Legislators angered by Chile Intelligence Agency monitoring of environmental organizations - investigation demanded

CHILE LEGISLATORS ANGERED BY INTELLIGENCE MONITORING OF GREEN NGOs

“Actions Like This Cannot Be Allowed To Happen Here”

(Dec. 14, 2007) Party for Democracy (PPD) Dep. Guido Girardi said Thursday that the Chamber of Deputies’ Natural Resources Commission will meet next Tuesday to discuss reports that Chile’s National Intelligence Agency (ANI) has increased its monitoring of environmental NGOs. This news comes as Chilean environmentalists and politicians continue to express their concern over the Agency’s increasingly draconian tactics.

According to a report published last week by La Tercera, the ANI is gathering information on how environmental NGOs function, who their principal members are, who provides them with funding, and how they respond to environmental issues nationwide. At least three ANI employees, including a former official from Chile’s National Environmental Commission (CONAMA), are known to be working full time on these issues. (ST, Dec 10.)

The La Tercera report specified that campaigns against the controversial Aysen dam project, the transnational Pascua Lama mining project, and Celulosa Arauco’s (CELCO) waste duct are receiving the greatest attention by the state’s intelligence officers.

“On one hand, this news surprises me. On the other hand, it really does not. There are economic powers that clearly do not want pro-environmental organizations to thrive,” Girardi told the Santiago Times. “For those economic organizations, the environmental movement does represent a threat to national security.”

(NGO's were at the top of Barrick Gold Corporation's agenda at the 2007 Davos Conference in Switzerland, a conference frequented by Michele Bachelet: Barrick Gold Chairman, Peter Munk complains rogue Environmental NGOs are Destroying the Mining Industry )

“In next Tuesday’s meeting of the Chamber of Deputies’ Natural Resources Commission, I am going to introduce a motion to respond to this news. It is very probable that we demand that the Interior Ministry respond to these report. We need answers from them,” he said.

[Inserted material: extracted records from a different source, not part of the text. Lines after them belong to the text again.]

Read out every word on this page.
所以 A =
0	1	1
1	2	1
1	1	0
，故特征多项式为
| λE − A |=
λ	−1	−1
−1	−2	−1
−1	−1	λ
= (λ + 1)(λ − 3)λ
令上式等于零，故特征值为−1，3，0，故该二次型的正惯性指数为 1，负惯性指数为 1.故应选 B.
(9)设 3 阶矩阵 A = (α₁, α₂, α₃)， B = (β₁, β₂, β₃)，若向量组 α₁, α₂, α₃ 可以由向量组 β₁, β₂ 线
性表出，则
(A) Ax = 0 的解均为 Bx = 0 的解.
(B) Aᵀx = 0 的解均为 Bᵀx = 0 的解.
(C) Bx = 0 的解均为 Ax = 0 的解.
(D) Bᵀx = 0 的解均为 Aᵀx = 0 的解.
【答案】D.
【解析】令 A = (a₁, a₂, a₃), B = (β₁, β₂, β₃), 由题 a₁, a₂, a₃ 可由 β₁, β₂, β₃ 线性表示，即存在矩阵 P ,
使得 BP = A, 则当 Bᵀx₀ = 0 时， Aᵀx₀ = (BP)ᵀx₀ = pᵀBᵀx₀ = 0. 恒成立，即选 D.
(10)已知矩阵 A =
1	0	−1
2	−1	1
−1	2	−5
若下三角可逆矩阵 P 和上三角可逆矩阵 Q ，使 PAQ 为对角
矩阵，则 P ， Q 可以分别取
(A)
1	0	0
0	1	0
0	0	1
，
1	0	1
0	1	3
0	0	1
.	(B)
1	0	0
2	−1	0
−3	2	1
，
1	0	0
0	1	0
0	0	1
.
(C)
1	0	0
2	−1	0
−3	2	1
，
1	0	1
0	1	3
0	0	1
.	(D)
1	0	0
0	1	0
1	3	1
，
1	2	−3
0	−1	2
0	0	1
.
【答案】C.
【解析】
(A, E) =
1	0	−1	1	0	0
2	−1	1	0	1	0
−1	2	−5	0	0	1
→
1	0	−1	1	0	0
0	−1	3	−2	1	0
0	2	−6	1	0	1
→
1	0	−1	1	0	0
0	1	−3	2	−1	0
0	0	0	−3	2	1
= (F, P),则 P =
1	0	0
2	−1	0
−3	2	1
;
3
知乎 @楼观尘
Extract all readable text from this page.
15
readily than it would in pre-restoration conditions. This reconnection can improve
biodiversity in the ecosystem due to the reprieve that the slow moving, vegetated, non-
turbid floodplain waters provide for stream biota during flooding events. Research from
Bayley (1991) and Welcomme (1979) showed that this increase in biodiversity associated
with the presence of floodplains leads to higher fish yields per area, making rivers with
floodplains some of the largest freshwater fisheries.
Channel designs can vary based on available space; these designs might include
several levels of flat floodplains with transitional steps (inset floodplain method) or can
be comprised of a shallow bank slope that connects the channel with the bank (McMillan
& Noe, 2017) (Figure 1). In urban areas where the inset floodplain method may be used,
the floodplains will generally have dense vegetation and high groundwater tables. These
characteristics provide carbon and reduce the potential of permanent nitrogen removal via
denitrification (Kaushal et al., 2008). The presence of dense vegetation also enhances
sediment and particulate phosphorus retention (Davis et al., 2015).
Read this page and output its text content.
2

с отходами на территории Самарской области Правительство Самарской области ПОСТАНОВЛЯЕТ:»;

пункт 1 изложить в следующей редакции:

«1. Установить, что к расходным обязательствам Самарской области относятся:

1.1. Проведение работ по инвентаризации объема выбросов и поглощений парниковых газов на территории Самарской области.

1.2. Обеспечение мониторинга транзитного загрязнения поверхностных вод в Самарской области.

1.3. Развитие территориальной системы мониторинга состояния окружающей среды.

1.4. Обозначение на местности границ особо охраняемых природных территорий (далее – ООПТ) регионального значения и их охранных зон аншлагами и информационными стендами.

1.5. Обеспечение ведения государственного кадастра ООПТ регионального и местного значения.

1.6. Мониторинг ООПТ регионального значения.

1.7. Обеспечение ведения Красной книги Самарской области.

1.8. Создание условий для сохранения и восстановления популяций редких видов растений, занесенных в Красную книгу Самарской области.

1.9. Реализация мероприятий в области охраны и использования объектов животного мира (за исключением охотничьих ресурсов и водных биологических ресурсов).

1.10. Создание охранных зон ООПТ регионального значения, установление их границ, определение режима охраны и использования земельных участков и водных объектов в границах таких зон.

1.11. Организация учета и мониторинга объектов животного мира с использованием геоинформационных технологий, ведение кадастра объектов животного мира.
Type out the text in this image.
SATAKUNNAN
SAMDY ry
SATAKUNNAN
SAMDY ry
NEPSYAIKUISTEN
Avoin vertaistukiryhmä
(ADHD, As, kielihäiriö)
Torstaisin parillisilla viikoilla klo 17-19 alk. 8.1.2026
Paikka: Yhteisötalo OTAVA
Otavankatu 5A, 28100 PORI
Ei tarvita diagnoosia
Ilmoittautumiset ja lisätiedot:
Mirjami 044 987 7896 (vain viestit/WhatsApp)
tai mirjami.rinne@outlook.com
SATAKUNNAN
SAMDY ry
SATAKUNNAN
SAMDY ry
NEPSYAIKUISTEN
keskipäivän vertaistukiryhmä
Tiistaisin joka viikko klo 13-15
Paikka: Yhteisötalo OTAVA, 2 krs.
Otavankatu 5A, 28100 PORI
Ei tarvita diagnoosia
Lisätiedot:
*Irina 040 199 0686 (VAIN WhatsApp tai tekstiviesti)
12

“In the Commission, we usually share the same thinking, although we come from different political parties. We are all concerned about the environment. In a situation like this, when there is something as extreme as espionage, I do not think that anyone in the Commission is going to vote against taking action…we recognize that actions like this (espionage) cannot be allowed to happen in Chile.”

Independent Democratic Union (UDI) Dep. Alejandro García-Huidobro, another member of the Natural Resources Commission, echoed Girardi’s comments.

“Countries definitely need to have their intelligence services. But, this does not mean that they can interfere in the work of NGOs which clearly have the right to defend the environment,” he said. “This is a very shameful situation. We have made such progress in our democracy and freedom of expression, and I think that it is a shame that this is happening. Intelligence should be more so focused on combating problems like delinquency.”

Environmental activists reported this week that ANI’s methods include espionage and infiltration (ST, Dec. 10, 11). Activists are particularly upset by CONAMA’s support of the ANI investigations.

(Not unexpected, as the Chilean government's lack of concern for the environment and ardent support of the foreign owned extraction industry is notorious: Chile's Government fines itself for polluting the environment )

Greenpeace Chile director Rodrigo Hererra commented on CONAMA’s position Wednesday. “The report about ANI has very serious implications for freedom of expression in the environmentalist movement,” he told the Santiago Times. “I absolutely reject CONAMA’s support of their investigation. It is clear that CONAMA has no idea what methods the ANI is using.”

Lucio Cuenca, director of the Latin American Observatory on Environmental Conflicts (Olca), said his organization – which campaigns against the Pascua Lama gold mine among other things – has been monitored by ANI since 2005 and has had negative experience with ANI’s questionable investigation tactics.

“It is legitimate within a democracy for the government to gather information on organizations,” he said. “It is not legitimate to deny people their liberty, intimidate them, and intervene in their civic participation as ANI has done.”

Cuenca said he was dissatisfied, though not entirely surprised, that CONAMA supports ANI’s investigation. He called on CONAMA to better fulfill its role as a facilitator of public opinion in projects affecting the environment. (ST, Dec. 13)

In spite of repeated phone calls and e-mails from the Santiago Times, the ANI declined to comment on these allegations and delayed a requested interview with ANI director Gustavo Villalobos until sometime next year.